Cateys 2022: Lifetime Achievement Award: Jeremy King
Jeremy King wins the Lifetime Achievement Award, sponsored by Bizimply
Hand in glove with Chris Corbin, his business partner for more than 40 years, Jeremy King, often dubbed the Rolls-Royce of restaurateurs, has launched some of the most august restaurants to have ever graced this planet.
In 2015, the exemplary entrepreneurs joined an elite group of hospitality professionals to be inducted into the British Travel & Hospitality Hall of Fame. But for all their success, they are respected because they act as restaurateurs, not restaurant owners.
"Restaurateurs roll up their sleeves, they get their hands dirty, they are seen in their restaurants every day," King told The Caterer in 2016 – a philosophy that goes some way towards explaining why men's luxury lifestyle magazine Gentleman's Journal says King "has done more to influence the way Londoners eat than perhaps anyone else in recent history".
King was born in 1954, grew up in Burnham-on-Sea in Somerset, and was educated at Christ's Hospital school. His introduction to the trade came about with a part-time job at a celebrity haunt just off the King's Road in London, and within a month of his 21st birthday he was promoted to manager.

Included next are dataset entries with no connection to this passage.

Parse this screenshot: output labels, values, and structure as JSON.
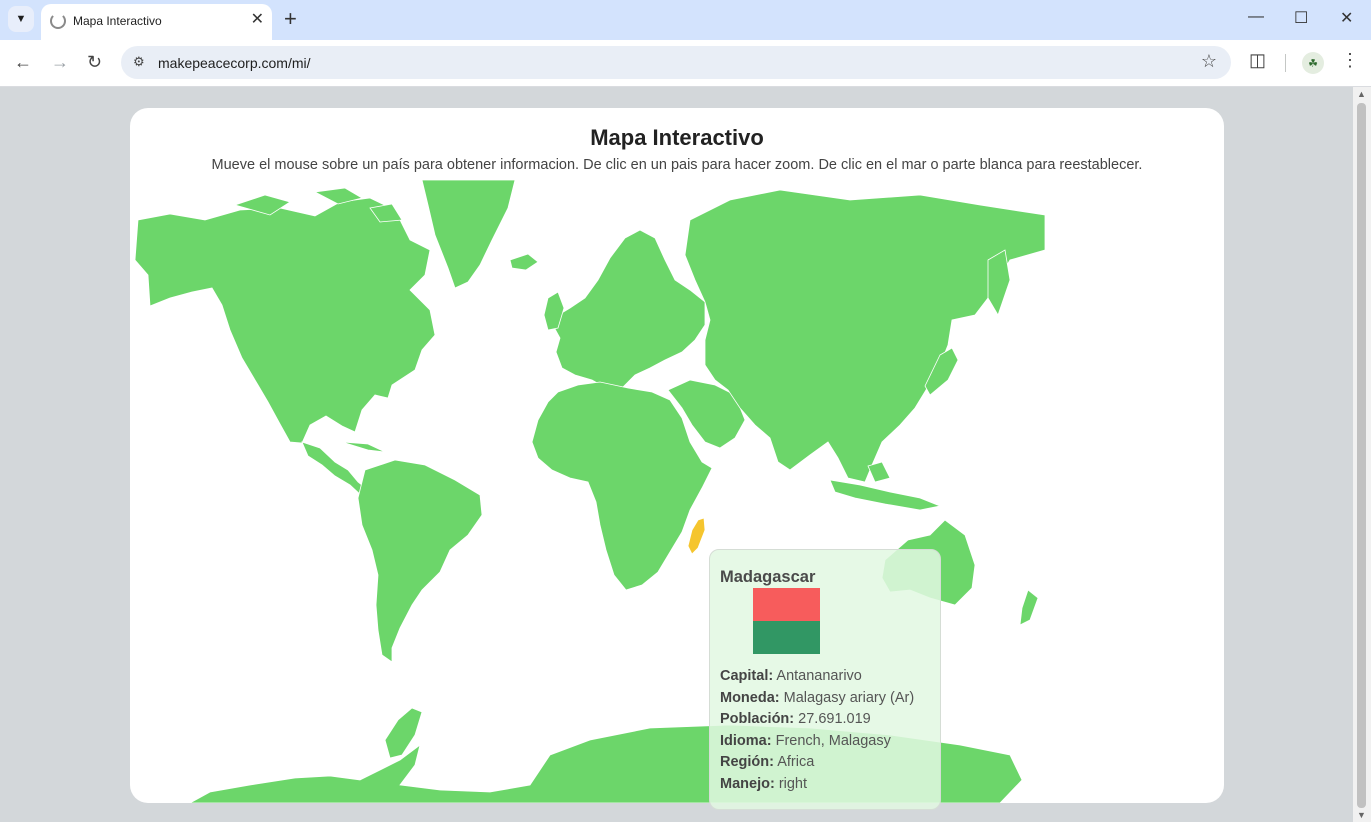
{
  "browser": {
    "tab_title": "Mapa Interactivo",
    "url": "makepeacecorp.com/mi/"
  },
  "page": {
    "title": "Mapa Interactivo",
    "subtitle": "Mueve el mouse sobre un país para obtener informacion. De clic en un pais para hacer zoom. De clic en el mar o parte blanca para reestablecer."
  },
  "map": {
    "land_color": "#6cd66a",
    "highlight_color": "#f5c52e",
    "highlighted_country": "Madagascar"
  },
  "tooltip": {
    "country": "Madagascar",
    "flag_colors": [
      "#f75c5c",
      "#319764",
      "#ffffff"
    ],
    "rows": [
      {
        "label": "Capital:",
        "value": "Antananarivo"
      },
      {
        "label": "Moneda:",
        "value": "Malagasy ariary (Ar)"
      },
      {
        "label": "Población:",
        "value": "27.691.019"
      },
      {
        "label": "Idioma:",
        "value": "French, Malagasy"
      },
      {
        "label": "Región:",
        "value": "Africa"
      },
      {
        "label": "Manejo:",
        "value": "right"
      }
    ]
  }
}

King then moved on to a maître d'hôtel role at Joe Allen in Covent Garden, often popping over to Langan's Brasserie after work where he developed a strong friendship with then general manager Chris Corbin. When they were still in their 20s, the pair decided to open their own restaurant and were approached by designer Joseph Ettedgui to join his takeover of the faded Le Caprice in 1981.

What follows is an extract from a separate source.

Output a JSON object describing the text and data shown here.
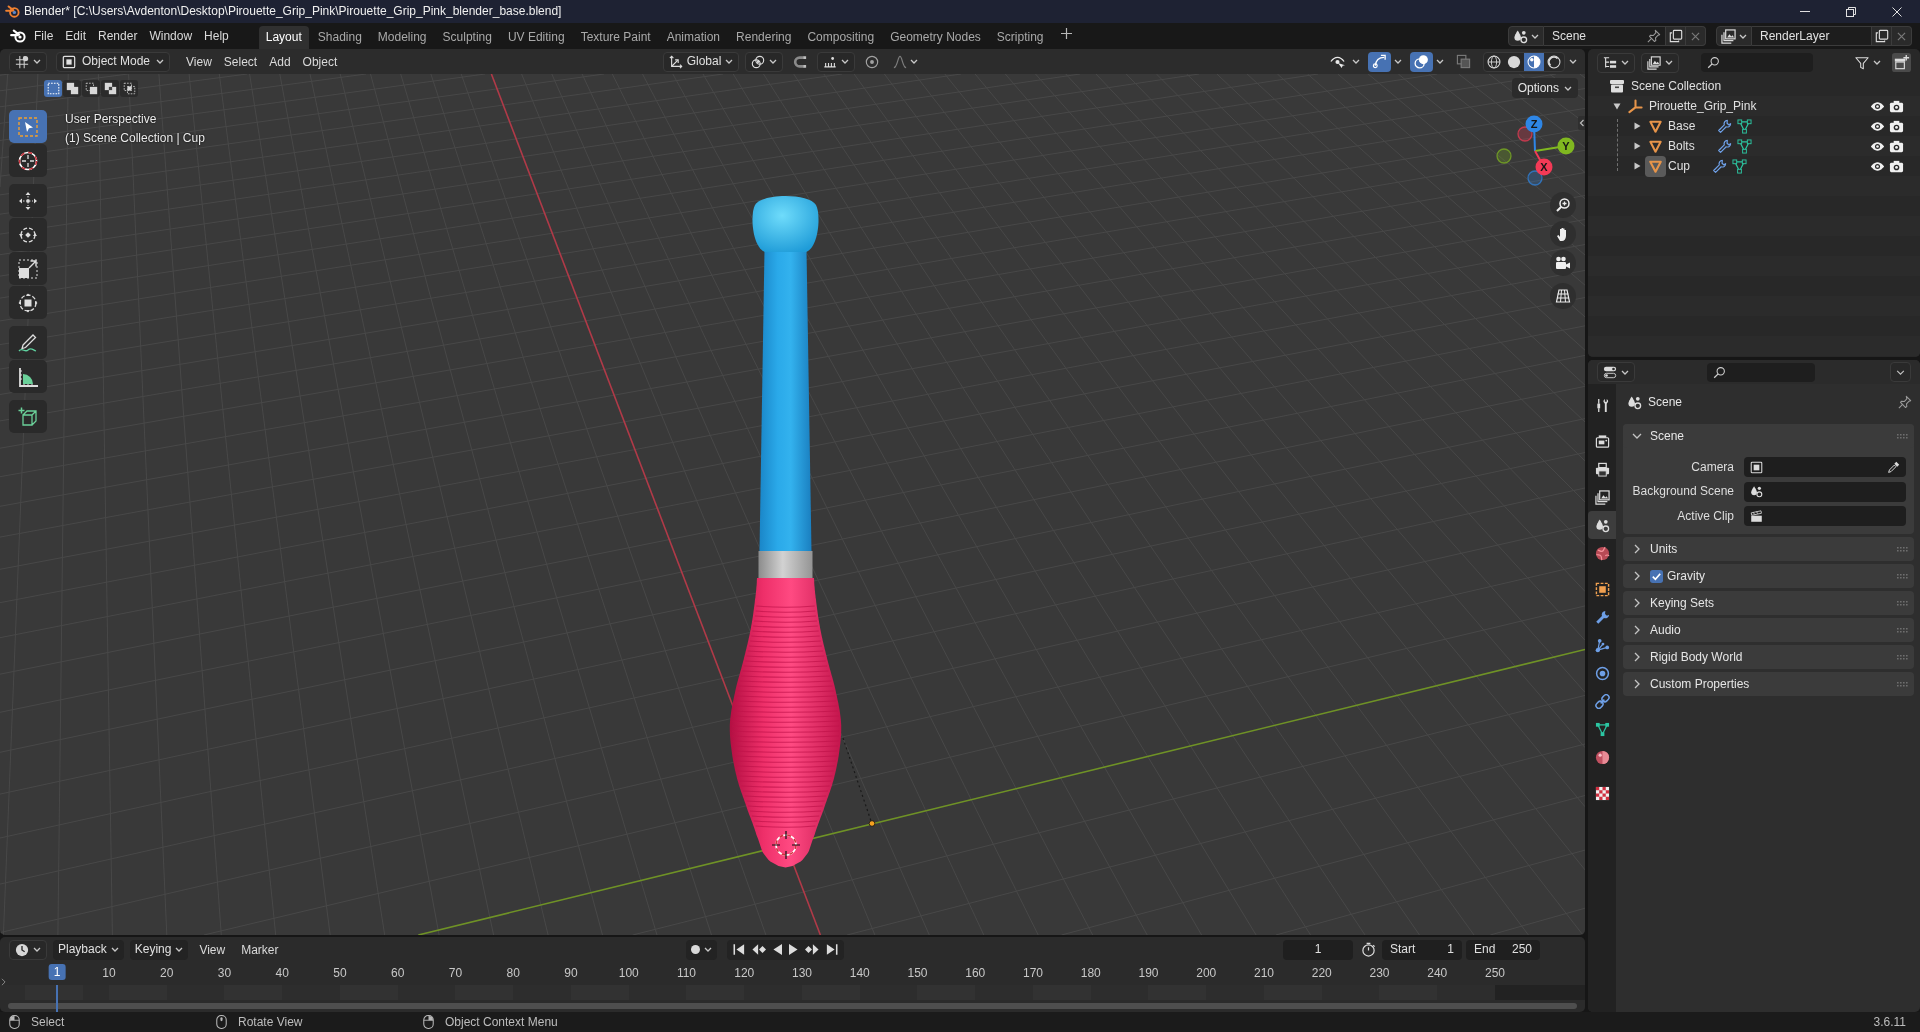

Not long into their new partnership, however, Corbin and King fell out with their financial backers, unable to agree on how to run a modern restaurant. King persuaded his parents to back him instead: "My parents mortgaged their house and we bought the lease. We were young with 100% control. No one could tell us what to do," he told The Guardian.
Within a few years, Le Caprice was the toast of London. In 1990 it was followed by the Ivy, which went on to be voted "favourite restaurant" for nine consecutive years by Harden's, and J Sheekey in 1998. In 2003 the restaurateurs acquired the site of 160 Piccadilly, fulfilling their lifelong ambition to open an all-day brasserie in the grand European style. The Wolseley, nearly 20 years on, remains one of the capital's most-loved dining rooms.
In the intervening years, the pair added Colbert, Brasserie Zédel, the Delauney, Fischer's and Bellanger, all in London. In June 2018 they opened Café Wolseley at Bicester Village, followed by Soutine in St John's Wood in April 2019. Slowly but surely, Corbin and King – both awarded OBEs in 2013 – had created the UK's most iconic restaurant group, joined by their first hotel, the Beaumont, in 2014, which won Hotel of the Year – Independent at the 2017 Cateys.
Though his exit from Corbin & King and the high-profile falling out with majority shareholder Minor Hotels was not the way King would have liked to leave the business he built, his impact on the world of hospitality is undeniable.
"Jeremy has inspired armies of restaurateurs and chef-patrons and created establishments with Chris Corbin that have been nothing short of impeccable," comments The Caterer editor James Stagg. "I think the UK hospitality scene will be forever in his debt."